Кристина глубоко вздыхает, признательная тете. Спрятаться на час за закрытой дверью - значить выиграть целый час.
- Ну, как она тебе понравилась? - спрашивает, едва войдя в номер, тетя своего Энтони, который уже на ходу расстегивает пиджак и жилетку.
- Очень мила, - зевает дородный супруг, - милое венское лицо... Передай-ка мне подушку... В самом деле, очень мила и скромна.
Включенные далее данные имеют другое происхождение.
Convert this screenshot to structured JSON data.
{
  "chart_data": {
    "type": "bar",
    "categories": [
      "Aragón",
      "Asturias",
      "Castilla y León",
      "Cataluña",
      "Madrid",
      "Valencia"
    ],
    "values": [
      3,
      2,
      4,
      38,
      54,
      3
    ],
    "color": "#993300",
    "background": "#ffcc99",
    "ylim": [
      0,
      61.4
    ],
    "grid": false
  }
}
Только - I think so at least*1 - я нахожу, что она бедновато одета... ну... не знаю, как это выразить... у нас такого вот уже давно нет... и если ты решишь представить ее здесь Кинсли и другим как нашу племянницу, ей следовало бы, пожалуй, одеться более презентабельно... Не могла бы ты выручить ее своим гардеробом?
_______________
*1 По крайней мере мне так кажется (англ.).
_______________
- Видишь, у меня уже ключ в руке. - Госпожа ван Боолен улыбается.
- Я сама перепугалась, когда увидела ее среди приехавших, еще там, во дворе... да, зрелище весьма компрометирующее. А ведь ты не видел ее пальто яичный желток, великолепный экземпляр, специально для лавки индейских диковинок... Бедняжка, если б она знала, какой провинциальный у нее наряд, ах, господи, откуда ж ей это знать... ведь все они там, в Австрии, совершенного down*2 из-за этой проклятой войны, ты же сам слышал, что она рассказывала, - дальше трех миль за Вену еще ни разу е выезжала, никогда не бывала среди людей... Poor thing*3, сразу видно, что ей здесь не по себе, ходит совсем запуганная... Ладно, так и быть, обряжу ее как полагается, привезла я сюда достаточно, а чего не хватит, куплю в английской лавке; никто ничего не заметит, да и почему бы ей не поблаженствовать разок недельку-другую, бедняжечке.
_______________
*2 Разорены (англ.).
*3 Бедняжечка (англ.).
_______________
И пока утомленный супруг погружается на оттоманке в дрему, она производит смотр двум большим кофрам, возвышающимся в прихожей, словно кариантиды, чуть не до потолка. За две недели в Париже госпожа Ван Боолен отдала должное не только музеям, но в немалой мере и дамским портным: в ее руках шелестит крепдешин, шелк, батист, она вытаскивает одну за другой дюжину блузок и платьев, щупает, прикидывает на свет и на вес, пересчитывает, вешает обратно; ее пальцы обстоятельно, но не без удовольствия прогуливаются по переливчатым и черным, нежным и плотным тканям и платьям, прежде чем она решается, что уступить Кристине. Наконец на кресле вырастает радужный пенистый холмик из тонких платьев, чулок и белья; весь этот почти невесомый груз она поднимает одной рукой и несет в номе к племяннице. Тихонько отворив дверь, тетя входит, однако в первый момент ей кажется, что комната пуста. Окно распахнуто, в креслах никого, за письменным столом тоже; она собирается положить вещи на стул, как вдруг обнаруживает Кристину спящей на кушетке. С непривычки и от смущения девушка пила вино торопливо, а дядя, добродушно посмеиваясь, подливал и подливал ей в бокал, и вот голова у нее странно отяжелела. Кристина было присела на кушетку, чтобы подумать, поразмышлять обо всем, но вскоре сонливость мягко склонила ее к подушкам, и она незаметно уснула.